Welcome to Health Care POV | sign in | join
The XY Files in an MT World

Speech Recognition That Isn't?

Published July 23, 2009 1:39 PM by Jay Vance
There's a story out of Europe today (links here and here) about the speech-to-text service Spinvox. The BBC is alleging that, rather than using advanced speech recognition to transcribe voice messages into text, as the service claims, the vast majority of the transcription is actually being done by transcriptionists in South Africa, the Philippines and elsewhere. 

The Spinvox website makes this statement (emphasis mine):

How does it do it? It captures spoken words and feeds them into a Voice Message Conversion System, known as ‘D2' (the Brain), and spits them out as text content.

So D2's pretty smart. It's bound to be, as D2's a combination of artificial intelligence, voice recognition and natural linguistics. But it also knows what it doesn't know and is able to call on human experts for assistance. It learns all the time about how we speak, and what we say, from the mundane to the ridiculous and so is able to convert what you mean to say.

"Able to convert what you mean to say." Isn't that the holy grail of speech recognition? Wouldn't it be something if technology could really do that?

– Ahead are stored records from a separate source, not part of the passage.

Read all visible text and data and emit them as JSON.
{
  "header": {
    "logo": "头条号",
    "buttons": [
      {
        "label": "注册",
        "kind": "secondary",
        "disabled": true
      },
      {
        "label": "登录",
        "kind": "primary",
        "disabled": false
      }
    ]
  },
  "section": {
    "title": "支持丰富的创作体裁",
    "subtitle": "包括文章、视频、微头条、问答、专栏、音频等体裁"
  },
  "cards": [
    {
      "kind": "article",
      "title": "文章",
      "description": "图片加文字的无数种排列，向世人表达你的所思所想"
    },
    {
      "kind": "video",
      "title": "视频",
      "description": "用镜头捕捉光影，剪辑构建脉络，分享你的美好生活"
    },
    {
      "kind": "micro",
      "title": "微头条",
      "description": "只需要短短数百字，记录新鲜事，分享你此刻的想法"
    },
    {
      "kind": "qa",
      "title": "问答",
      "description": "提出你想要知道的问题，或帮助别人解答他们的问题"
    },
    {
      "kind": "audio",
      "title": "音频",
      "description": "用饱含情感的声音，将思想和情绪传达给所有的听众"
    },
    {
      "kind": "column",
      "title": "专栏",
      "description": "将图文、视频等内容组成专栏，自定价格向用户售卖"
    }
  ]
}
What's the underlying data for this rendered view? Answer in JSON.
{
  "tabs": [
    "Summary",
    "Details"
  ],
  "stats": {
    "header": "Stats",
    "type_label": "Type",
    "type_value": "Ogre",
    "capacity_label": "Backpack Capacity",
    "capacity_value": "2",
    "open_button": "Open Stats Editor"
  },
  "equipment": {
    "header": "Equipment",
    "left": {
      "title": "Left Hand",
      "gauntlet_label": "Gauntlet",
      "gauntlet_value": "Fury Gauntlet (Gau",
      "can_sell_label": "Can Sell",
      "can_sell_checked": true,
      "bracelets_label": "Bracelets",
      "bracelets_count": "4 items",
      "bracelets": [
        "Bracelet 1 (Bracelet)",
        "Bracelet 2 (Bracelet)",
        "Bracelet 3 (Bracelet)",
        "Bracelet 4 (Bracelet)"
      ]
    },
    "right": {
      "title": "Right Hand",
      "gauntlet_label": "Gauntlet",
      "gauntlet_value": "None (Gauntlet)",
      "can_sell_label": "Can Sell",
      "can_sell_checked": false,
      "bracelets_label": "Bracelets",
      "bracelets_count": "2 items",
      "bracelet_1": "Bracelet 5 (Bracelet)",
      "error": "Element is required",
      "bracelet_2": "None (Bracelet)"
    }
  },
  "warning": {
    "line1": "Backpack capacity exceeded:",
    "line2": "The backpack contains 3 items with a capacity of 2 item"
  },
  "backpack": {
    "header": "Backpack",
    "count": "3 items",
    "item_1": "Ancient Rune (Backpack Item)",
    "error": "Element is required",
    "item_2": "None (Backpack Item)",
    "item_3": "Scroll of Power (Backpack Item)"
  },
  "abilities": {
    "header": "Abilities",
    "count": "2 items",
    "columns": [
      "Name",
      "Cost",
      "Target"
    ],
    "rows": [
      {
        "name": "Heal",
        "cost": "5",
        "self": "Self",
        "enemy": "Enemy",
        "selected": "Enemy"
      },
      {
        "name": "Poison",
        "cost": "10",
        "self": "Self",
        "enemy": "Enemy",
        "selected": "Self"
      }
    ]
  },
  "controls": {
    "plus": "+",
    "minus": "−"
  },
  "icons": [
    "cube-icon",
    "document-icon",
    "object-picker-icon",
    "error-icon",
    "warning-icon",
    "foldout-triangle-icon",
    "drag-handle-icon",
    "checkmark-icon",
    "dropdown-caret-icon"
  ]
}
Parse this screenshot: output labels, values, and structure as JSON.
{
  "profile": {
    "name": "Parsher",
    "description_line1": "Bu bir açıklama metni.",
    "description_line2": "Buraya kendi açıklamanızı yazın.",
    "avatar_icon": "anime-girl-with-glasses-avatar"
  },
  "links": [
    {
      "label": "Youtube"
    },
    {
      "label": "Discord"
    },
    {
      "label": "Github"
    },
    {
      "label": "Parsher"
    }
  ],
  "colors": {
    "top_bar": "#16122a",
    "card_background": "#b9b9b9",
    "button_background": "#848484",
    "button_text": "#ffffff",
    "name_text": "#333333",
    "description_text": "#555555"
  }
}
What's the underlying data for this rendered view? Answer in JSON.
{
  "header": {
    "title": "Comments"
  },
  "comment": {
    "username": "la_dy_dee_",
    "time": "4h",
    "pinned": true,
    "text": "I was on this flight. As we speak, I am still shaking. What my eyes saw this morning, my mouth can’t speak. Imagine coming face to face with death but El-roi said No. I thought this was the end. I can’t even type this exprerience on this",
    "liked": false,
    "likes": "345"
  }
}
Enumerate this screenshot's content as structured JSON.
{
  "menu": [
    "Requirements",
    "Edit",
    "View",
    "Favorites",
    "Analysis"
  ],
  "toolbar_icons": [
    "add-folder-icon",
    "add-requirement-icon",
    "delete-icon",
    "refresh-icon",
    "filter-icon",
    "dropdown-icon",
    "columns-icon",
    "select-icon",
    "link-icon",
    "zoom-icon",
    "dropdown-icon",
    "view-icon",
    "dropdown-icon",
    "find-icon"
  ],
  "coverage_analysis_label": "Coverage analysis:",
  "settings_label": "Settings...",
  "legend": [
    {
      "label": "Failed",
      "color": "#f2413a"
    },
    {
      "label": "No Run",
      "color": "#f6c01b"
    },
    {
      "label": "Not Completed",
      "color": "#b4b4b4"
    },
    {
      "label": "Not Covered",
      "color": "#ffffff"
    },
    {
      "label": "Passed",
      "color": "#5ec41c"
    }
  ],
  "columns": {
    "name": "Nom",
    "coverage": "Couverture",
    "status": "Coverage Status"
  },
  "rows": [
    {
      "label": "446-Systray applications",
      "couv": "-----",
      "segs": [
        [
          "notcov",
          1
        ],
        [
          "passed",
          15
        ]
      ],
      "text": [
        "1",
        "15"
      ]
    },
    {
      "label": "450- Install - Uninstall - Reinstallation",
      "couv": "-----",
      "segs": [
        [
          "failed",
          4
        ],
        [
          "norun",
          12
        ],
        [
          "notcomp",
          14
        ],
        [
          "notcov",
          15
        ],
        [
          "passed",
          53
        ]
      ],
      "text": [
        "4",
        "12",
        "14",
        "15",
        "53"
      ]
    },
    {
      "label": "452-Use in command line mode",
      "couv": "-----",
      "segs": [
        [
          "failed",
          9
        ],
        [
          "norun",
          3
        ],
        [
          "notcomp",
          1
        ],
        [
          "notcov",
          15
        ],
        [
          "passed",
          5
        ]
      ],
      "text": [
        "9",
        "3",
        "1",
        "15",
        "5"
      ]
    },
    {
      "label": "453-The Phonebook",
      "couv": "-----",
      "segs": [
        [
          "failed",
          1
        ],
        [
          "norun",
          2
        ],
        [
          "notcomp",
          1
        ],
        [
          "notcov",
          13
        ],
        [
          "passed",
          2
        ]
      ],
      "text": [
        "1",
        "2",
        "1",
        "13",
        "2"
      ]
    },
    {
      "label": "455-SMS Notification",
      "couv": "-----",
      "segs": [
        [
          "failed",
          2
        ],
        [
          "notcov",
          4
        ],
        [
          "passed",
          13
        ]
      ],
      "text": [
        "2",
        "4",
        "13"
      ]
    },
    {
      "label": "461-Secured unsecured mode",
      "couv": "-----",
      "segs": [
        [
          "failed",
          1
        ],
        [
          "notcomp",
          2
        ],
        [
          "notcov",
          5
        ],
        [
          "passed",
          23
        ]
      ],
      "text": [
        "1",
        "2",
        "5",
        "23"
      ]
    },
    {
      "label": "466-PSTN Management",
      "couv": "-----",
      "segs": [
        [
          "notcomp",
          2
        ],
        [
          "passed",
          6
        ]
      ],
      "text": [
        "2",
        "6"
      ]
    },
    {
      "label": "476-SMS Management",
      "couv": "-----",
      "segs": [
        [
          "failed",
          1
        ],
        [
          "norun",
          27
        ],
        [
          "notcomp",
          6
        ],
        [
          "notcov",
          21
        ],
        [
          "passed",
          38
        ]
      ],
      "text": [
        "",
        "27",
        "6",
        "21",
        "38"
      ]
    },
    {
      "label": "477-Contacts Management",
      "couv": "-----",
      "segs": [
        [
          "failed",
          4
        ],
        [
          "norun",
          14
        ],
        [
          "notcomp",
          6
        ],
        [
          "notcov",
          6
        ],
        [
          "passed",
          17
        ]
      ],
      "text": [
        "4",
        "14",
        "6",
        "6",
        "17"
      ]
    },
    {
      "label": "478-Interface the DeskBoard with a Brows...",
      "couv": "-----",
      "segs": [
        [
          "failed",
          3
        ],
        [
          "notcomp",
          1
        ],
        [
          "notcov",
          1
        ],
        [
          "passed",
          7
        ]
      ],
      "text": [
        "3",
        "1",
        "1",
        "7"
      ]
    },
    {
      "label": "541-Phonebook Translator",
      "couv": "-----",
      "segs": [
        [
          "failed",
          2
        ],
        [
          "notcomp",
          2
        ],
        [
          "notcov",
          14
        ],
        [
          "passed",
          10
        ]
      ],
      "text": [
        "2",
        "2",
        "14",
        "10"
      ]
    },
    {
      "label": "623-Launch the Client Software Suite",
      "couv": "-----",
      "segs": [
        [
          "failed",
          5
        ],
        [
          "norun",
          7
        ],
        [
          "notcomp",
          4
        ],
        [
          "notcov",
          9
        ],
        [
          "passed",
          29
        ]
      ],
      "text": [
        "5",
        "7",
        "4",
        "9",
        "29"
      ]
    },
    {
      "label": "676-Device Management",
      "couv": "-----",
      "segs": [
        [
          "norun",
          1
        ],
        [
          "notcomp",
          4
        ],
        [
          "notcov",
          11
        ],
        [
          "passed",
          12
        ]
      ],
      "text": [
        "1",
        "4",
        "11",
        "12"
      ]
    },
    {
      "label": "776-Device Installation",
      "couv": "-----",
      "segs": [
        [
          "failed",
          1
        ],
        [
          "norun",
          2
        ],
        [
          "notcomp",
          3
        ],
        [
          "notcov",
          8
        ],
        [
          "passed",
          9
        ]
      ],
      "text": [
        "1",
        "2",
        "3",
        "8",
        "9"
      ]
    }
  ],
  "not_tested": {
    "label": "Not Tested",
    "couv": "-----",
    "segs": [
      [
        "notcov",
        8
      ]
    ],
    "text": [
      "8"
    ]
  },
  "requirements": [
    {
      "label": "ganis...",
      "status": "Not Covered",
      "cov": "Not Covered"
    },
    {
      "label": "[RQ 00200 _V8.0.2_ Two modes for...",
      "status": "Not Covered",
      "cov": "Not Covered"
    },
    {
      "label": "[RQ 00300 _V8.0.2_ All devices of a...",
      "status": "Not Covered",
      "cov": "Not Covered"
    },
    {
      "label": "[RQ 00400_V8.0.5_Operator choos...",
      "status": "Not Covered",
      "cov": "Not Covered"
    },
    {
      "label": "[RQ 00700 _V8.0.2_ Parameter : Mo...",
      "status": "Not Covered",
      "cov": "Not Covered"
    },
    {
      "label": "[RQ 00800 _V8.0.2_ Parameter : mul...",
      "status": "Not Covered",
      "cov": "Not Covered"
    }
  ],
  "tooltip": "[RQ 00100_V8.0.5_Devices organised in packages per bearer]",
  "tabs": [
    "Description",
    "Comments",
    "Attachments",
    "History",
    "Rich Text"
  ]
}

Only problem is, it can't. While Spinvox won't divulge exactly what percentage of its transcriptions are done by humans rather than computers, the BBC is reporting that its sources say transcriptions at one call center in Egypt were done "100% by people." According to Kareem Lucilius, who says he worked at the call center for six months, "We heard the message from the very beginning to the very end. Love messages, secret messages, messages with sexual content, even people threatening to kill each other." Another source within the company has told the BBC that the vast majority of messages are converted to text by humans rather than by speech recognition technology. 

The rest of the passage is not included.